Clinical development is a complex and rigorous process that requires careful planning, execution, and analysis. It can take many years and cost millions of dollars to complete. However, it is also a vital process that ensures that new medicines are safe and effective for human use and can improve health outcomes for millions of people.

Regulators

If you are interested in the process of drug development and approval, you might wonder who are the authorities that regulate and oversee this complex and rigorous process. In this blog post, we will introduce some of the major regulatory agencies around the world that are responsible for approving new medicines and ensuring their safety, efficacy and quality.

The United States Food and Drug Administration (FDA)
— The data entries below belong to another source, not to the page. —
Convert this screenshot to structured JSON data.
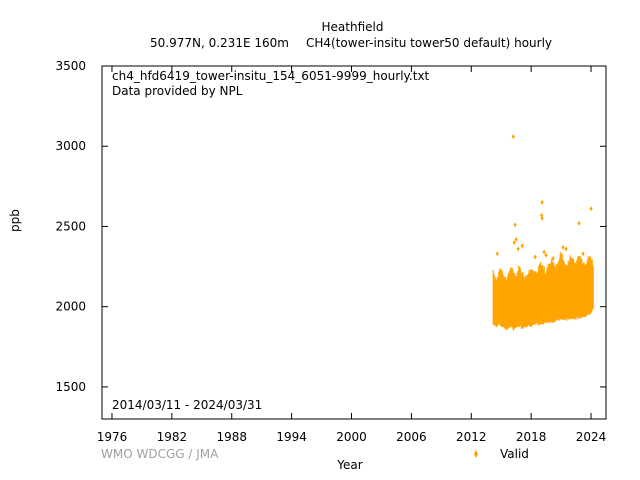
{
  "chart_data": {
    "type": "scatter",
    "title": "Heathfield",
    "subtitle_location": "50.977N, 0.231E 160m",
    "subtitle_variable": "CH4(tower-insitu tower50 default) hourly",
    "file_label": "ch4_hfd6419_tower-insitu_154_6051-9999_hourly.txt",
    "provider_label": "Data provided by NPL",
    "period_label": "2014/03/11 - 2024/03/31",
    "xlabel": "Year",
    "ylabel": "ppb",
    "xlim": [
      1975,
      2025.5
    ],
    "ylim": [
      1300,
      3500
    ],
    "x_ticks": [
      "1976",
      "1982",
      "1988",
      "1994",
      "2000",
      "2006",
      "2012",
      "2018",
      "2024"
    ],
    "y_ticks": [
      "1500",
      "2000",
      "2500",
      "3000",
      "3500"
    ],
    "legend": [
      {
        "label": "Valid",
        "color": "#ffa500"
      }
    ],
    "legend_position": "bottom-right",
    "credit": "WMO WDCGG / JMA",
    "series": [
      {
        "name": "Valid",
        "color": "#ffa500",
        "band": [
          [
            2014.2,
            1890,
            2220
          ],
          [
            2014.5,
            1880,
            2150
          ],
          [
            2014.8,
            1900,
            2200
          ],
          [
            2015.0,
            1880,
            2230
          ],
          [
            2015.3,
            1870,
            2180
          ],
          [
            2015.6,
            1860,
            2160
          ],
          [
            2015.9,
            1880,
            2230
          ],
          [
            2016.2,
            1860,
            2210
          ],
          [
            2016.5,
            1870,
            2180
          ],
          [
            2016.8,
            1880,
            2240
          ],
          [
            2017.1,
            1870,
            2200
          ],
          [
            2017.4,
            1880,
            2170
          ],
          [
            2017.7,
            1880,
            2200
          ],
          [
            2018.0,
            1880,
            2240
          ],
          [
            2018.3,
            1890,
            2200
          ],
          [
            2018.6,
            1890,
            2190
          ],
          [
            2018.9,
            1890,
            2260
          ],
          [
            2019.2,
            1900,
            2240
          ],
          [
            2019.5,
            1900,
            2200
          ],
          [
            2019.8,
            1910,
            2260
          ],
          [
            2020.1,
            1910,
            2280
          ],
          [
            2020.4,
            1910,
            2230
          ],
          [
            2020.7,
            1920,
            2260
          ],
          [
            2021.0,
            1920,
            2330
          ],
          [
            2021.3,
            1920,
            2260
          ],
          [
            2021.6,
            1920,
            2240
          ],
          [
            2021.9,
            1930,
            2300
          ],
          [
            2022.2,
            1930,
            2290
          ],
          [
            2022.5,
            1930,
            2250
          ],
          [
            2022.8,
            1930,
            2310
          ],
          [
            2023.1,
            1940,
            2280
          ],
          [
            2023.4,
            1940,
            2260
          ],
          [
            2023.7,
            1950,
            2290
          ],
          [
            2024.0,
            1960,
            2300
          ],
          [
            2024.25,
            1990,
            2250
          ]
        ],
        "outliers": [
          [
            2016.2,
            3060
          ],
          [
            2019.1,
            2650
          ],
          [
            2019.05,
            2570
          ],
          [
            2019.1,
            2550
          ],
          [
            2024.0,
            2610
          ],
          [
            2022.8,
            2520
          ],
          [
            2016.4,
            2510
          ],
          [
            2016.5,
            2420
          ],
          [
            2016.3,
            2400
          ],
          [
            2017.1,
            2380
          ],
          [
            2016.7,
            2360
          ],
          [
            2014.6,
            2330
          ],
          [
            2021.2,
            2370
          ],
          [
            2021.5,
            2360
          ],
          [
            2019.3,
            2340
          ],
          [
            2019.5,
            2320
          ],
          [
            2018.4,
            2310
          ],
          [
            2023.2,
            2330
          ],
          [
            2020.2,
            2300
          ]
        ]
      }
    ]
  }
}
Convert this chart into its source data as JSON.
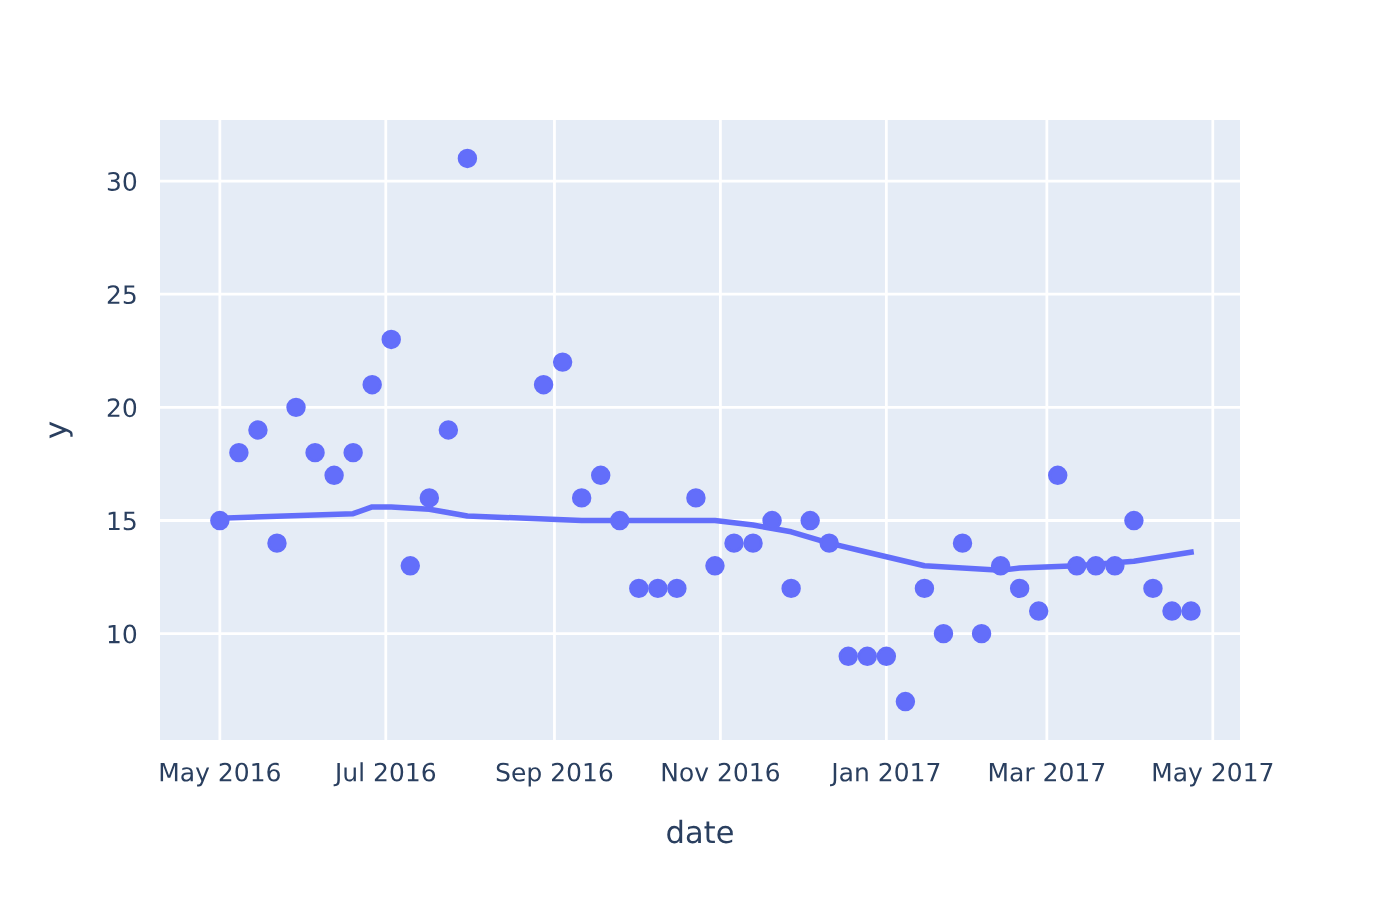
{
  "chart_data": {
    "type": "scatter",
    "xlabel": "date",
    "ylabel": "y",
    "grid": true,
    "xlim": [
      "2016-04-09",
      "2017-05-11"
    ],
    "ylim": [
      5.3,
      32.7
    ],
    "xticks": [
      {
        "value": "2016-05-01",
        "label": "May 2016"
      },
      {
        "value": "2016-07-01",
        "label": "Jul 2016"
      },
      {
        "value": "2016-09-01",
        "label": "Sep 2016"
      },
      {
        "value": "2016-11-01",
        "label": "Nov 2016"
      },
      {
        "value": "2017-01-01",
        "label": "Jan 2017"
      },
      {
        "value": "2017-03-01",
        "label": "Mar 2017"
      },
      {
        "value": "2017-05-01",
        "label": "May 2017"
      }
    ],
    "yticks": [
      10,
      15,
      20,
      25,
      30
    ],
    "series": [
      {
        "marker": "circle",
        "color": "#636efa",
        "x": [
          "2016-05-01",
          "2016-05-08",
          "2016-05-15",
          "2016-05-22",
          "2016-05-29",
          "2016-06-05",
          "2016-06-12",
          "2016-06-19",
          "2016-06-26",
          "2016-07-03",
          "2016-07-10",
          "2016-07-17",
          "2016-07-24",
          "2016-07-31",
          "2016-08-28",
          "2016-09-04",
          "2016-09-11",
          "2016-09-18",
          "2016-09-25",
          "2016-10-02",
          "2016-10-09",
          "2016-10-16",
          "2016-10-23",
          "2016-10-30",
          "2016-11-06",
          "2016-11-13",
          "2016-11-20",
          "2016-11-27",
          "2016-12-04",
          "2016-12-11",
          "2016-12-18",
          "2016-12-25",
          "2017-01-01",
          "2017-01-08",
          "2017-01-15",
          "2017-01-22",
          "2017-01-29",
          "2017-02-05",
          "2017-02-12",
          "2017-02-19",
          "2017-02-26",
          "2017-03-05",
          "2017-03-12",
          "2017-03-19",
          "2017-03-26",
          "2017-04-02",
          "2017-04-09",
          "2017-04-16",
          "2017-04-23"
        ],
        "values": [
          15,
          18,
          19,
          14,
          20,
          18,
          17,
          18,
          21,
          23,
          13,
          16,
          19,
          31,
          21,
          22,
          16,
          17,
          15,
          12,
          12,
          12,
          16,
          13,
          14,
          14,
          15,
          12,
          15,
          14,
          9,
          9,
          9,
          7,
          12,
          10,
          14,
          10,
          13,
          12,
          11,
          17,
          13,
          13,
          13,
          15,
          12,
          11,
          11
        ]
      },
      {
        "type": "line",
        "color": "#636efa",
        "x": [
          "2016-05-01",
          "2016-06-19",
          "2016-06-26",
          "2016-07-03",
          "2016-07-17",
          "2016-07-31",
          "2016-09-11",
          "2016-10-30",
          "2016-11-13",
          "2016-11-27",
          "2016-12-11",
          "2016-12-25",
          "2017-01-15",
          "2017-02-12",
          "2017-02-19",
          "2017-03-12",
          "2017-04-02",
          "2017-04-23"
        ],
        "values": [
          15.1,
          15.3,
          15.6,
          15.6,
          15.5,
          15.2,
          15.0,
          15.0,
          14.8,
          14.5,
          14.0,
          13.6,
          13.0,
          12.8,
          12.9,
          13.0,
          13.2,
          13.6
        ]
      }
    ]
  }
}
The FDA is the federal agency that regulates the development, manufacture, marketing and distribution of drugs, biologics, medical devices, food, cosmetics and tobacco products in the United States. The FDA’s Center for Drug Evaluation and Research (CDER) is the division that reviews and approves new drugs for human use. CDER evaluates the scientific data and clinical trial results submitted by drug sponsors, and determines whether the benefits of a new drug outweigh its risks. CDER also monitors the safety of drugs after they are approved and on the market, and can take actions such as issuing warnings, requiring label changes or withdrawing a drug from the market if new safety issues arise.

The European Medicines Agency (EMA)

The EMA is the agency that regulates the development, evaluation, authorization and supervision of medicines for human and veterinary use in the European Union (EU) and the European Economic Area (EEA). The EMA works with national regulatory authorities from the EU member states, as well as Iceland, Liechtenstein and Norway, to ensure a harmonized approach to drug regulation across Europe. The EMA’s Committee for Medicinal Products for Human Use (CHMP) is the body that gives scientific opinions on whether a new drug should be authorized for marketing in the EU. The CHMP bases its opinions on the assessment reports prepared by national authorities, as well as its own scientific evaluation. The final decision on whether to grant a marketing authorization for a new drug in the EU is made by the European Commission.

The National Medical Products Administration (NMPA)

The NMPA is the agency that regulates the development, registration, production, distribution and use of drugs, medical devices and cosmetics in China. The NMPA’s Center for Drug Evaluation (CDE) is the division that reviews and approves new drugs for human use. CDE evaluates the quality, safety and efficacy of new drugs based on the data and documents submitted by drug applicants, and issues approval documents or rejection notices. CDE also supervises the post-marketing safety of drugs and can take measures such as suspending or revoking a drug approval if serious adverse events occur.

These are just some examples of the authorities that are responsible for approving new medicines in different regions of the world. There are many other regulatory agencies that have similar roles and functions in other countries or regions, such as Health Canada, Therapeutic Goods Administration (TGA) in Australia, Pharmaceuticals and Medical Devices Agency (PMDA) in Japan, Medicines Control Council (MCC) in South Africa, etc. The regulatory standards and requirements may vary from one agency to another, but they all share a common goal: to protect public health by ensuring that only safe, effective and high-quality medicines are available to patients.